Таким образом, в три дня — 15, 16 и 17 апреля — решена была участь Ломбардии. Перед союзниками открылся путь к Милану. Французы потеряли в трехдневной битве убитыми и ранеными свыше двух с половиной тысяч, а пленными до пяти тысяч человек. Суворов назвал Адду Рубиконом на дороге в Париж, похвалил австрийцев, которые «бились хватски холодным оружием», и особенно отметил донских казаков Денисова.
Препровождая Суворову бриллиантовый перстень со своим портретом, Павел I писал: «Примите его в свидетели знаменитых дел ваших и носите его на руке, поражающей врага… Сына вашего взял я к себе в генерал-адъютанты со старшинством и оставлением при вас. Мне показалось, что сыну вашему и ученику неприлично быть в придворной службе».
Появление союзных войск в двадцати верстах от Милана повергло в ужас французских комиссаров, пребывавших в столице Цизальпинской республики. Вместе с дивизией Гренье они покинули город и поспешили на запад, в Турин. В миланской цитадели был оставлен гарнизон под командованием генерала Бешо.
Донские казаки окружили город, взломали ворота и, отразив вылазку из замка, погнали французов, из которых многие погибли, а многие попали в плен. Как и в других городах Италии, уставшие от поборов и грабежей миланские жители истребляли деревья вольности, фригийские колпаки, стирали надписи — «Свобода, братство, равенство». Тем временем к Милану подходили дивизии Отта и Цопфа, за ними Фрёлих и Кейм. Суворов остановил войска в нескольких верстах от города, отложив торжественное вступление в Милан до 18 апреля, светлого дня Пасхи.
К вечеру неподалеку от палатки фельдмаршала разбит был большой шатер — походная русская церковь.

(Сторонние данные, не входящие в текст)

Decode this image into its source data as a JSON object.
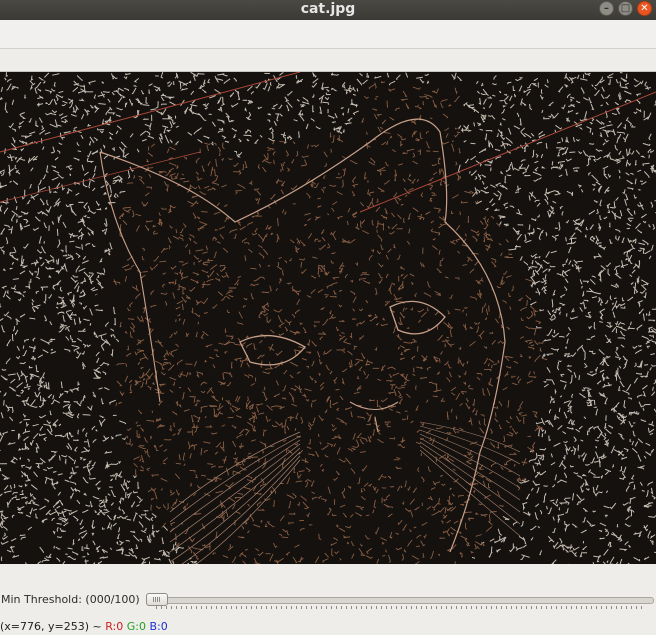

Тысячи солдат и офицеров в глубокой задумчивости ожидали начала службы. Здесь находились не одни русские. Католическая Пасха уже миновала, но из австрийского лагеря пришли сербы, словаки, валахи послушать пасхальные песнопения.
Ночная тьма поглотила лица, ярко освещен был только походный шатер. Подъехало несколько колясок с русскими и австрийскими генералами. Суворов вышел из первой в отечественном фельдмаршальском мундире и при всех орденах.

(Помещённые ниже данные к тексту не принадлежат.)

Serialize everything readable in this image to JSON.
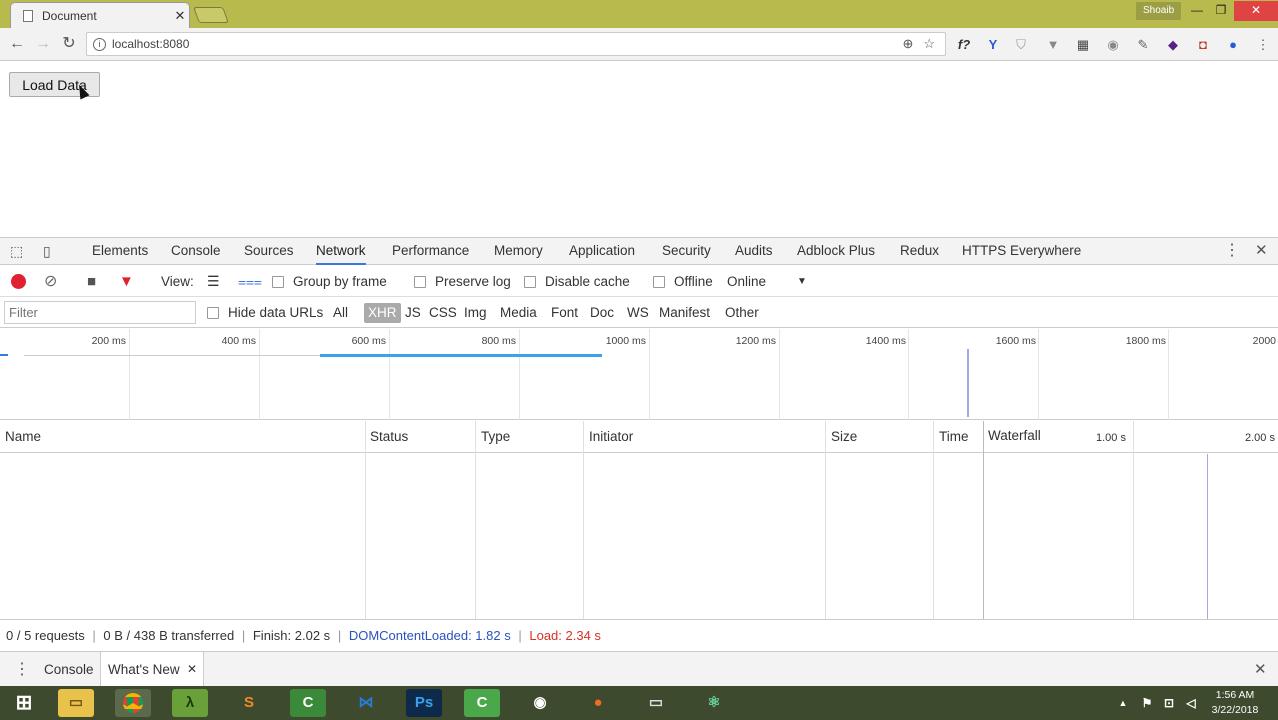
{
  "browser": {
    "tab_title": "Document",
    "tab_close": "✕",
    "user_name": "Shoaib",
    "url": "localhost:8080"
  },
  "page": {
    "load_button": "Load Data"
  },
  "devtools": {
    "tabs": [
      "Elements",
      "Console",
      "Sources",
      "Network",
      "Performance",
      "Memory",
      "Application",
      "Security",
      "Audits",
      "Adblock Plus",
      "Redux",
      "HTTPS Everywhere"
    ],
    "active_tab": "Network",
    "toolbar": {
      "view_label": "View:",
      "group_by_frame": "Group by frame",
      "preserve_log": "Preserve log",
      "disable_cache": "Disable cache",
      "offline": "Offline",
      "throttle": "Online"
    },
    "filter": {
      "placeholder": "Filter",
      "hide_data_urls": "Hide data URLs",
      "types": [
        "All",
        "XHR",
        "JS",
        "CSS",
        "Img",
        "Media",
        "Font",
        "Doc",
        "WS",
        "Manifest",
        "Other"
      ],
      "active_type": "XHR"
    },
    "overview_ticks": [
      "200 ms",
      "400 ms",
      "600 ms",
      "800 ms",
      "1000 ms",
      "1200 ms",
      "1400 ms",
      "1600 ms",
      "1800 ms",
      "2000"
    ],
    "columns": [
      "Name",
      "Status",
      "Type",
      "Initiator",
      "Size",
      "Time",
      "Waterfall"
    ],
    "waterfall_ticks": [
      "1.00 s",
      "2.00 s"
    ],
    "status": {
      "requests": "0 / 5 requests",
      "transferred": "0 B / 438 B transferred",
      "finish": "Finish: 2.02 s",
      "dom_content_loaded": "DOMContentLoaded: 1.82 s",
      "load": "Load: 2.34 s",
      "dom_color": "#2a52be",
      "load_color": "#d93025"
    },
    "drawer": {
      "tabs": [
        "Console",
        "What's New"
      ],
      "close": "✕"
    }
  },
  "taskbar": {
    "time": "1:56 AM",
    "date": "3/22/2018"
  }
}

Убранство военной церкви было скромным — полотняный, натянутый на рамах иконостас с прикрепленными немногочисленными образами, настланный из досок амвон и два-три медных подсвечника. Лишь только полководец появился, в храме началась служба. Старик священник, один из суворовских чудо-богатырей, поднял крест, за ним двинулись офицеры с ветхими хоругвями, расшитыми стеклянными бусами и шелками, далее хор певчих, сам фельдмаршал с тихо мерцавшей в руках восковой свечкой, австрийские и русские генералы.
На пути следования крестного хода к нему присоединялись новые массы людей. Пламя десятков тысяч свечек трепетало во мраке.
— Утренюем утренюю глубоку! — запевал дрожащим старческим голосом священник.
— И вместо мира песнь понесем Владыке! — подхватывал хор, в котором выделялся голос фельдмаршала.
— Да воскреснет Бог и расточатся врази Его! — и этими словами мирная тишина ночи была нарушена. На равнине, около походного храма загремели сотни орудий.
Наутро колонны потянулись к Милану.
Незадолго до того Розенберг представил Суворову двух русских чиновников, посланных в войска для тайного надзора за политическими вольнодумцами. Фельдмаршал выбежал к ним, утирая лицо тряпицей.
— Кто это такой? — спросил он у Розенберга, показывая на одного.
— Это статский советник Фукс.
— Ах, помилуй Бог, какой ты худощавый! — удивился Суворов, оглядывая его от косицы до башмаков. — Тебе надобно со мною ездить верхом! А это кто?
— Статский советник Башловский.
— Ах, как же ты толст! — сказал Башловскому фельдмаршал. — Я к тебе залезу в брюхо, когда озябну.
Впрочем, познакомившись с Фуксом покороче, фельдмаршал взял его к себе «по всем военным письменным делам» и не расставался с ним в продолжение всей кампании. В день въезда в Милан, решив подшутить над жителями, Суворов приказал Фуксу, одетому в шитый дипломатический мундир, ехать впереди пышной свиты. Сам фельдмаршал в белом австрийском кителе держался поодаль.